Why pgvector over a dedicated vector database? The corpus is medium-sized (tens of thousands of passages) and shares a relational schema with lexicon, cross-reference, and verse data. Keeping everything in one PostgreSQL instance simplifies transactions, backup, and deployment. HNSW indexes give sub-millisecond ANN search at this scale.
Why Gemini embeddings over local sentence-transformers?
The gemini-embedding-001 model produces 768-dim embeddings with significantly better semantic coverage for biblical/theological language than all-MiniLM-L6-v2 (384-dim). The latency cost at ingestion time is acceptable; query-time latency is ~100ms per embed call.
Why hybrid (dense + sparse) retrieval?
Dense search finds semantically similar passages even when the exact words differ.
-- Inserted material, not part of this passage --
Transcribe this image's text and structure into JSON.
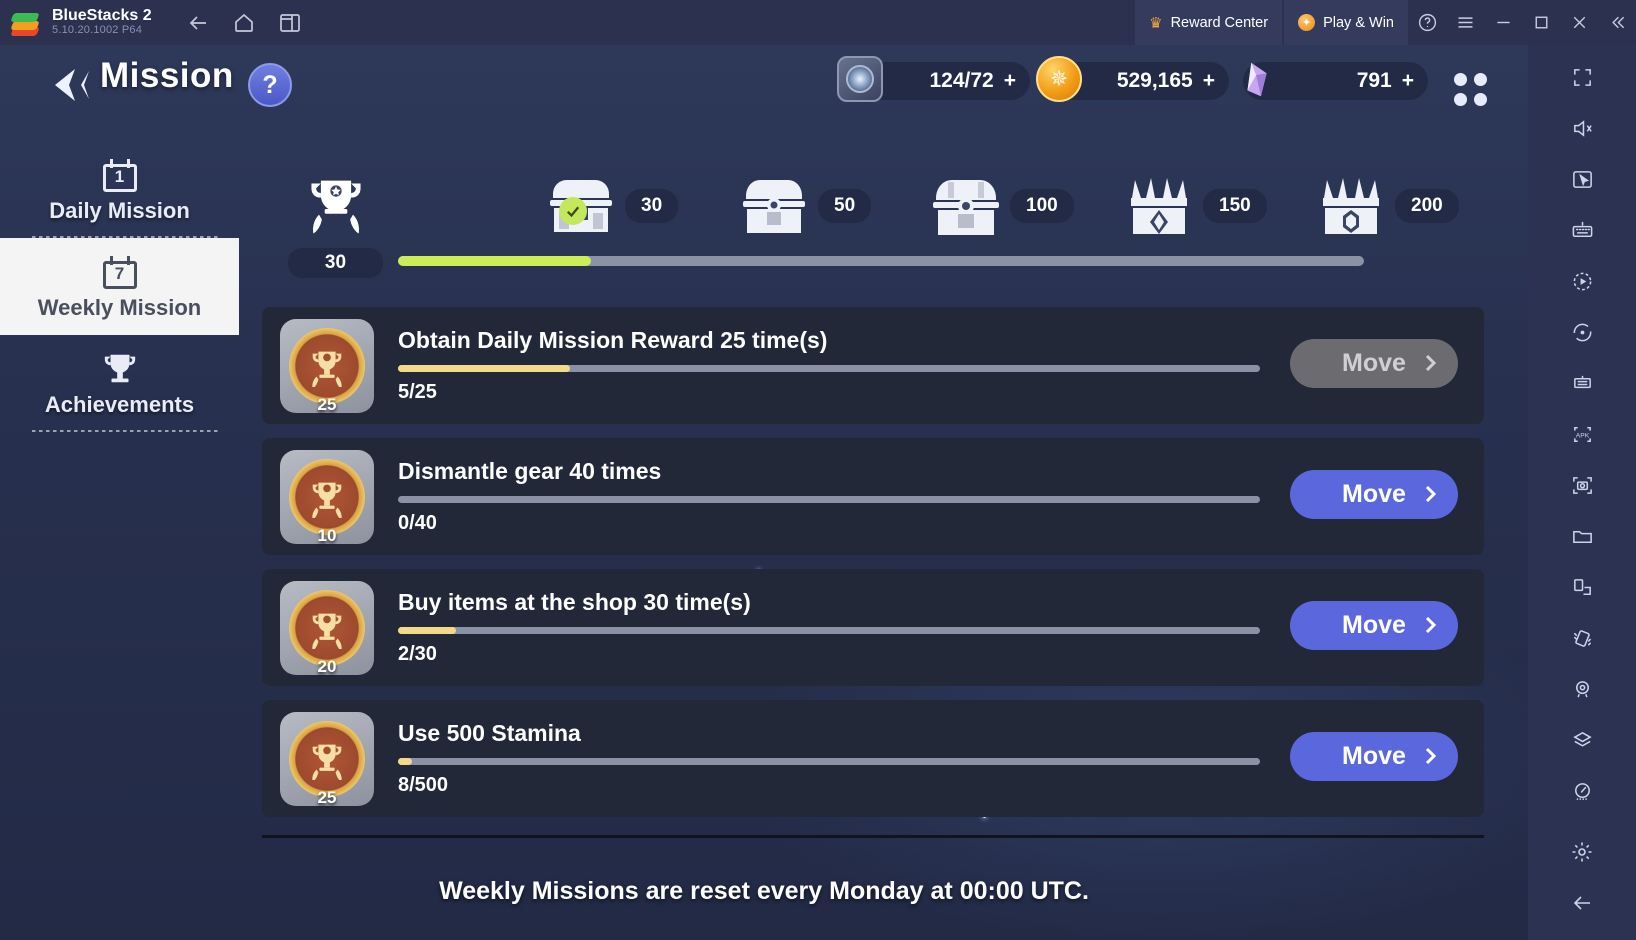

Sparse search (PostgreSQL full-text search with websearch_to_tsquery) finds exact word matches and proper nouns (book names, people, places). Neither alone is sufficient for theological research; RRF fusion captures the best of both.
Why Logfire?
Logfire is OpenTelemetry-native and integrates directly with Pydantic AI. A single logfire.instrument_pydantic_ai() call captures every LLM call with token counts, tool use, and latency — without any manual instrumentation inside agent code.